Rochdale-born Javid, one of three candidates for PM not to have been educated at Oxford University, was also asked whether Johnson had displayed Islamophobia in comparing burka-wearing Muslim women with “letterboxes” and “bankrobbers”.
Javid refused to criticise Johnson directly on the issue, but told a packed launch event at Westminster’s Mill Bank on Wednesday he was “concerned about the rise of division in politics” as he said an “external” figure should investigate whether the Tories have deeper issues with Islamophobia.
“It’s not just in the UK,” he added. “Some politicians, I’m not talking about anyone in particular but politicians around the world, think the way to win votes is to exploit division.
“I’m very worried about that. I think the leader of the Labour Party is all about identity politics, about absolutism, no compromise whatsoever, and I’m concerned about that.”
Javid, who has also served as communities secretary in the wake of the Grenfell Tower tragedy and previously as business secretary the Scottish Tories “threw out central casting and picked someone totally different” in Davidson, whose party replaced Scottish Labour as the main opposition to the SNP in Holyrood in 2016.
He said Davidson “brought change” and suggested he could “make people look at our party again”.
Davidson, mother to Finn with fiancee Jen Wilson, gave her full throated support at the event.

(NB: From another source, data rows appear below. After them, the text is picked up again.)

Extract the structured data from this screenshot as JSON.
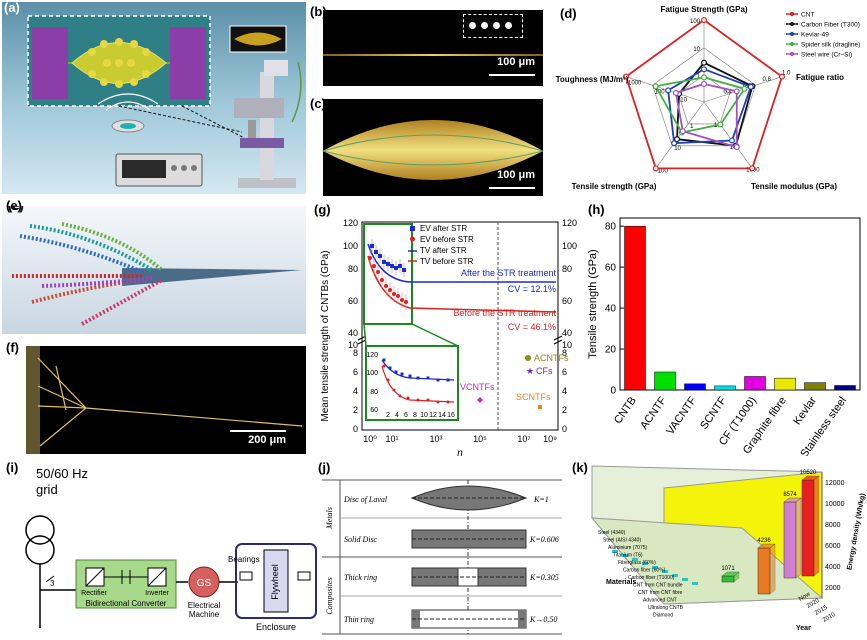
{
  "labels": {
    "a": "(a)",
    "b": "(b)",
    "c": "(c)",
    "d": "(d)",
    "e": "(e)",
    "f": "(f)",
    "g": "(g)",
    "h": "(h)",
    "i": "(i)",
    "j": "(j)",
    "k": "(k)"
  },
  "scales": {
    "b": "100 μm",
    "c": "100 μm",
    "f": "200 μm"
  },
  "radar": {
    "axes": [
      "Fatigue Strength (GPa)",
      "Fatigue ratio",
      "Tensile modulus (GPa)",
      "Tensile strength (GPa)",
      "Toughness (MJ/m³)"
    ],
    "ticks": {
      "top": [
        "100",
        "10",
        "1"
      ],
      "right": [
        "1.0",
        "0.8",
        "0.6",
        "0.4"
      ],
      "lowright": [
        "1000",
        "100",
        "10"
      ],
      "lowleft": [
        "100",
        "10",
        "1"
      ],
      "left": [
        "1000",
        "100",
        "10"
      ]
    },
    "legend": [
      {
        "name": "CNT",
        "color": "#e02020",
        "marker": "circle"
      },
      {
        "name": "Carbon Fiber (T300)",
        "color": "#111111",
        "marker": "square"
      },
      {
        "name": "Kevlar-49",
        "color": "#1f3fbf",
        "marker": "triangle"
      },
      {
        "name": "Spider silk (dragline)",
        "color": "#40b040",
        "marker": "star"
      },
      {
        "name": "Steel wire (Cr−Si)",
        "color": "#a050c0",
        "marker": "triangle-down"
      }
    ]
  },
  "chart_g": {
    "ylabel": "Mean tensile strength of CNTBs (GPa)",
    "xlabel": "n",
    "legend": [
      "EV after STR",
      "EV before STR",
      "TV after STR",
      "TV before STR"
    ],
    "annotations": {
      "after": "After the STR treatment",
      "cv_after": "CV = 12.1%",
      "before": "Before the STR treatment",
      "cv_before": "CV = 46.1%"
    },
    "points": {
      "acntfs": "ACNTFs",
      "cfs": "CFs",
      "vcntfs": "VCNTFs",
      "scntfs": "SCNTFs"
    },
    "yticks_left_top": [
      "40",
      "60",
      "80",
      "100",
      "120"
    ],
    "yticks_left_bot": [
      "0",
      "2",
      "4",
      "6",
      "8",
      "10"
    ],
    "yticks_right": [
      "0",
      "2",
      "4",
      "6",
      "8",
      "10",
      "40",
      "60",
      "80",
      "100",
      "120"
    ],
    "xticks": [
      "10⁰",
      "10¹",
      "10³",
      "10⁵",
      "10⁷",
      "10⁹"
    ],
    "inset_yticks": [
      "60",
      "80",
      "100",
      "120"
    ],
    "inset_xticks": [
      "2",
      "4",
      "6",
      "8",
      "10",
      "12",
      "14",
      "16"
    ]
  },
  "chart_data": {
    "type": "bar",
    "categories": [
      "CNTB",
      "ACNTF",
      "VACNTF",
      "SCNTF",
      "CF (T1000)",
      "Graphite fibre",
      "Kevlar",
      "Stainless steel"
    ],
    "values": [
      80,
      8.8,
      3.0,
      2.0,
      6.6,
      5.8,
      3.6,
      2.2
    ],
    "colors": [
      "#ff0000",
      "#00e000",
      "#0000ff",
      "#00e0e0",
      "#e000e0",
      "#e8e800",
      "#808000",
      "#000080"
    ],
    "ylabel": "Tensile strength (GPa)",
    "yticks": [
      "0",
      "20",
      "40",
      "60",
      "80"
    ],
    "ylim": [
      0,
      84
    ]
  },
  "circuit": {
    "grid": "50/60 Hz\ngrid",
    "grid_l1": "50/60 Hz",
    "grid_l2": "grid",
    "phase": "3",
    "rectifier": "Rectifier",
    "inverter": "Inverter",
    "converter": "Bidirectional Converter",
    "gs": "GS",
    "machine1": "Electrical",
    "machine2": "Machine",
    "bearings": "Bearings",
    "flywheel": "Flywheel",
    "enclosure": "Enclosure"
  },
  "discs": {
    "rows": [
      {
        "name": "Disc of Laval",
        "k": "K=1"
      },
      {
        "name": "Solid Disc",
        "k": "K=0.606"
      },
      {
        "name": "Thick ring",
        "k": "K=0.305"
      },
      {
        "name": "Thin ring",
        "k": "K→0.50"
      }
    ],
    "groups": [
      "Metals",
      "Composites"
    ]
  },
  "chart_k": {
    "zlabel": "Energy density (Wh/kg)",
    "zticks": [
      "2000",
      "4000",
      "6000",
      "8000",
      "10000",
      "12000"
    ],
    "bar_labels": [
      "1071",
      "4236",
      "8574",
      "10620"
    ],
    "xlabel": "Materials",
    "ylabel": "Year",
    "years": [
      "2010",
      "2015",
      "2020",
      "Now"
    ],
    "materials": [
      "Steel (4340)",
      "Steel (AISI 4340)",
      "Aluminium (7075)",
      "Titanium (T6)",
      "Fiberglass (60%)",
      "Carbon fiber (60%)",
      "Carbon fiber (T1000)",
      "CNT from CNT bundle",
      "CNT from CNT fibre",
      "Advanced CNT",
      "Ultralong CNTB",
      "Diamond"
    ]
  }
}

“I’m a new mum who needs a pretty big reason right now to jump on a flight and spend extra hours away from my boy,” she said. “I wouldn’t do it for just anyone.
“This is a phrase I have not used very often, but he’s the man for me.”
Javid’s campaign has support from Tory stalwart Tim Montgomerie, Commons education committee chair Robert Halfon and, significantly, political strategist and ex-chief executive of Vote Leave Matthew Elliott.
Critics, however, said Javid will struggle to appeal to the Conservative Party membership and that, with the first ballot of MPs kicking off on Thursday, any momentum he has built up may be too late to make a difference.
Hunt, meanwhile, has key endorsements from Defence Secretary Penny Mordaunt and Work and Pensions Secretary Amber Rudd.
Ex-Brexit Secretary Raab and Health Secretary Matt Hancock have loyal bands of supporters.
Environment Secretary Michael Gove is thought to have as many as 34 supporters, but his campaign has taken a hit after the MP admitted he had taken cocaine in the past.
The leadership contest works by MPs backing contenders in a series of ballots until the candidates are whittled down to two who then face a vote of Tory members.
At the first ballot,on Thursday, MPs hoping to succeed Theresa May with 16 MPs or fewer backing them will be eliminated. At the second ballot, the threshold has been raised to 32 or fewer.
According to Conservative Home, Johnson has 79 MPs, Hunt 37, Gove 34, Raab 23, Javid 19 and Hancock 16.